What's the difference between "restricted stock" and "stock options" from accounting perspective?

A quick search on "stock options" shows that many companies are switching from "stock options" to "restricted stocks" as an employee compansation vechicle.





Below is what I learned from my research. It could be wrong though.





The sales of "stock options" are usually reported as loss. It reduces the company's tax liability, but also adversely affects the company's profit. From 2006, most companies are required to disclose the impact of the "stock options" sales to the public.





My questions,





When a company issues "restricted stocks" and the employee sells them, is the proceeding counted as "loss" like "stock options"?





Why companies don't switch until recently? Does it have anything do to with the new SEC reporting requirement?

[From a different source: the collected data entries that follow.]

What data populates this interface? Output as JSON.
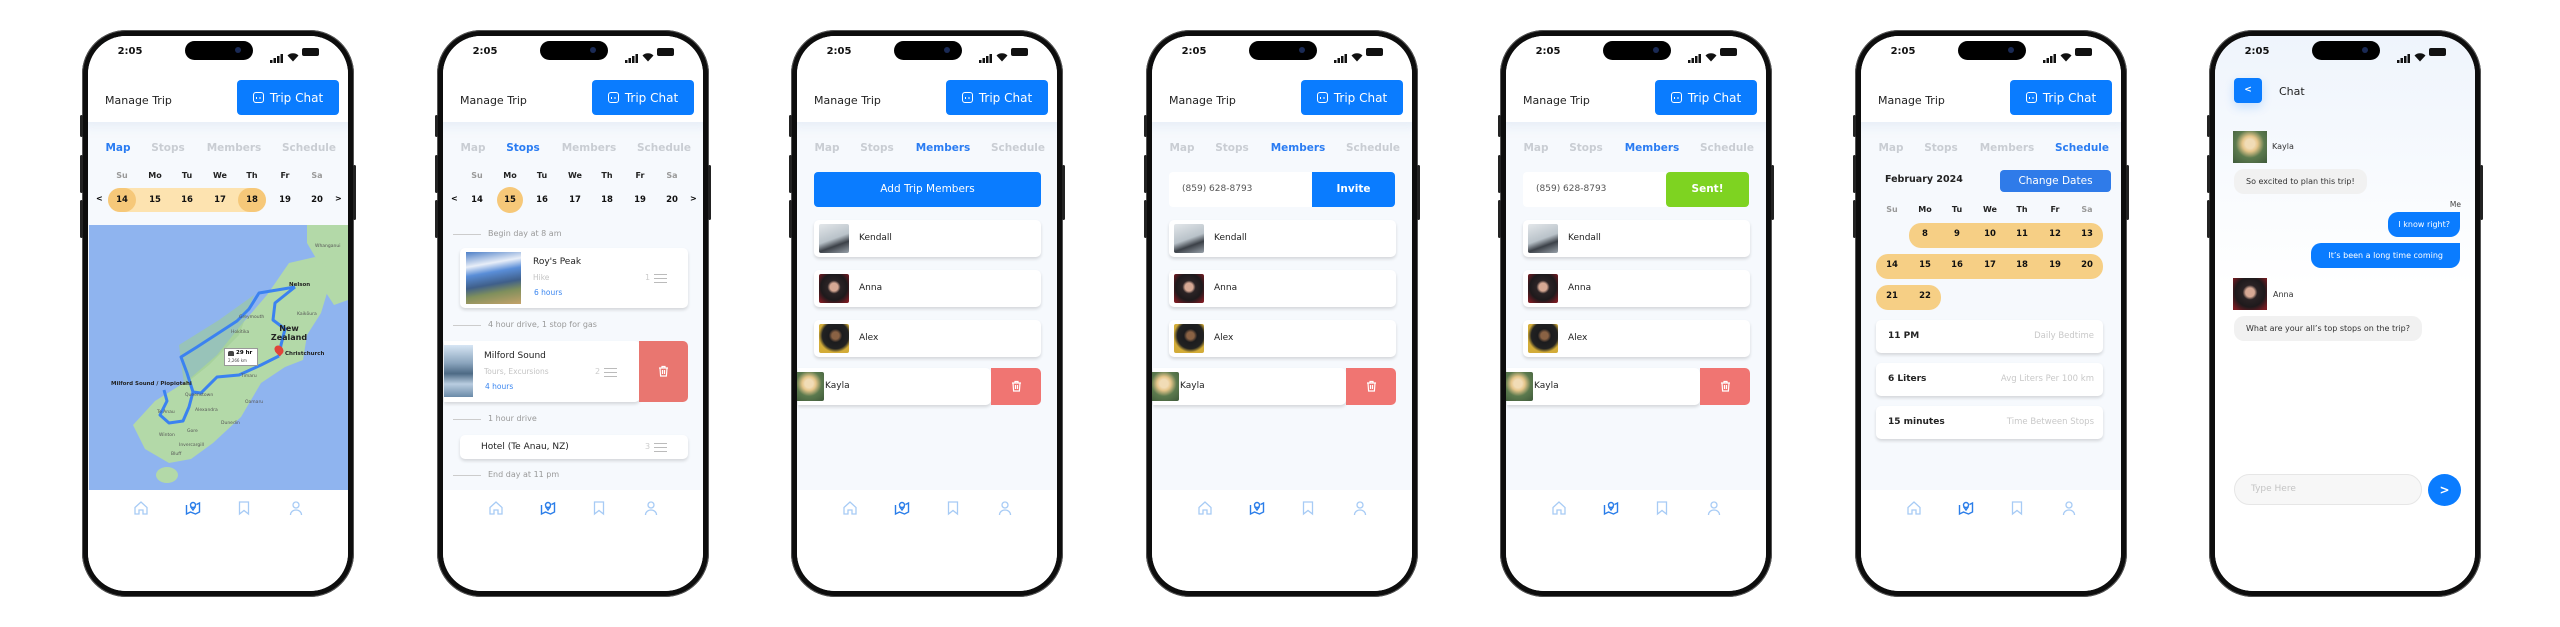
{
  "status_time": "2:05",
  "header": {
    "title": "Manage Trip",
    "chat_button": "Trip Chat"
  },
  "tabs": [
    "Map",
    "Stops",
    "Members",
    "Schedule"
  ],
  "week": {
    "prev": "<",
    "next": ">",
    "day_names": [
      "Su",
      "Mo",
      "Tu",
      "We",
      "Th",
      "Fr",
      "Sa"
    ],
    "dates": [
      "14",
      "15",
      "16",
      "17",
      "18",
      "19",
      "20"
    ]
  },
  "nav_icons": [
    "home-icon",
    "map-icon",
    "bookmark-icon",
    "user-icon"
  ],
  "colors": {
    "primary": "#0a7cff",
    "active_tab": "#2a7cf2",
    "range": "#fde3b0",
    "range_end": "#f6c879",
    "delete": "#f07572",
    "sent": "#7ed321",
    "map_water": "#8fb4ef",
    "map_land": "#b3d9a8"
  },
  "map_screen": {
    "active_tab": "Map",
    "selected_range": [
      "14",
      "18"
    ],
    "route_badge": {
      "time": "29 hr",
      "distance": "2,266 km"
    },
    "labels": [
      "Nelson",
      "Greymouth",
      "Hokitika",
      "New Zealand",
      "Kaikōura",
      "Christchurch",
      "Timaru",
      "Milford Sound / Piopiotahi",
      "Queenstown",
      "Te Anau",
      "Alexandra",
      "Oamaru",
      "Dunedin",
      "Winton",
      "Gore",
      "Invercargill",
      "Bluff",
      "Whanganui"
    ]
  },
  "stops_screen": {
    "active_tab": "Stops",
    "selected_date": "15",
    "timeline": [
      "Begin day at 8 am",
      "4 hour drive, 1 stop for gas",
      "1 hour drive",
      "End day at 11 pm"
    ],
    "stops": [
      {
        "name": "Roy's Peak",
        "type": "Hike",
        "duration": "6 hours",
        "order": "1"
      },
      {
        "name": "Milford Sound",
        "type": "Tours, Excursions",
        "duration": "4 hours",
        "order": "2"
      },
      {
        "name": "Hotel (Te Anau, NZ)",
        "order": "3"
      }
    ]
  },
  "members_screen": {
    "active_tab": "Members",
    "add_button": "Add Trip Members",
    "members": [
      "Kendall",
      "Anna",
      "Alex",
      "Kayla"
    ]
  },
  "invite_screen": {
    "phone_value": "(859) 628-8793",
    "invite_button": "Invite"
  },
  "sent_screen": {
    "phone_value": "(859) 628-8793",
    "sent_button": "Sent!"
  },
  "schedule_screen": {
    "active_tab": "Schedule",
    "month": "February 2024",
    "change_button": "Change Dates",
    "weeks": [
      [
        "",
        "8",
        "9",
        "10",
        "11",
        "12",
        "13"
      ],
      [
        "14",
        "15",
        "16",
        "17",
        "18",
        "19",
        "20"
      ],
      [
        "21",
        "22",
        "",
        "",
        "",
        "",
        ""
      ]
    ],
    "settings": [
      {
        "value": "11 PM",
        "label": "Daily Bedtime"
      },
      {
        "value": "6 Liters",
        "label": "Avg Liters Per 100 km"
      },
      {
        "value": "15 minutes",
        "label": "Time Between Stops"
      }
    ]
  },
  "chat_screen": {
    "title": "Chat",
    "back": "<",
    "me_label": "Me",
    "messages": [
      {
        "sender": "Kayla",
        "text": "So excited to plan this trip!"
      },
      {
        "sender": "Me",
        "text": "I know right?"
      },
      {
        "sender": "Me",
        "text": "It’s been a long time coming"
      },
      {
        "sender": "Anna",
        "text": "What are your all’s top stops on the trip?"
      }
    ],
    "input_placeholder": "Type Here",
    "send": ">"
  }
}
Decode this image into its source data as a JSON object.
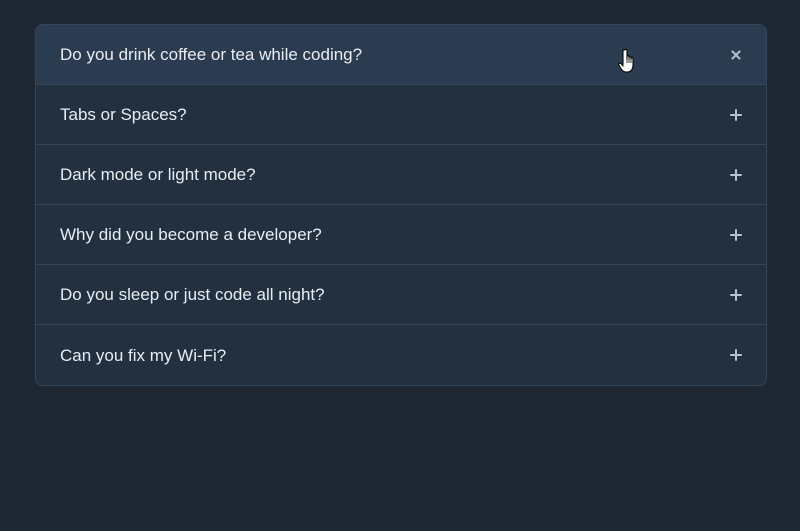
{
  "faq": {
    "items": [
      {
        "question": "Do you drink coffee or tea while coding?",
        "state": "hovered"
      },
      {
        "question": "Tabs or Spaces?",
        "state": "collapsed"
      },
      {
        "question": "Dark mode or light mode?",
        "state": "collapsed"
      },
      {
        "question": "Why did you become a developer?",
        "state": "collapsed"
      },
      {
        "question": "Do you sleep or just code all night?",
        "state": "collapsed"
      },
      {
        "question": "Can you fix my Wi-Fi?",
        "state": "collapsed"
      }
    ]
  },
  "icons": {
    "toggle": "plus-icon",
    "cursor": "hand-pointer-icon"
  },
  "colors": {
    "background": "#1e2835",
    "panel": "#223040",
    "hover": "#2b3c51",
    "divider": "#34475b",
    "text": "#e8edf3",
    "icon": "#b8c3cf"
  }
}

Thanks,|||A stock option gives the employee the option to purchase shares ofthe stock from the company at a predetermined price.





Restricted stock are shares of the company that have restrictions placed on them (usually when they can be sold).





Companies have switched because starting this year they are required to treat options as an expense. up until this year companies did not have to report options and so they had no effect on earnings. Now, they are treated as an expense, the company has to purchase the shares in order to give sell them to the employee. As options are only excersized if the current pprice is higher than the buy price, this automatically results in a loss for the company.





Restricted shares are new shares that are issued by the company and therefore do not cost them anything.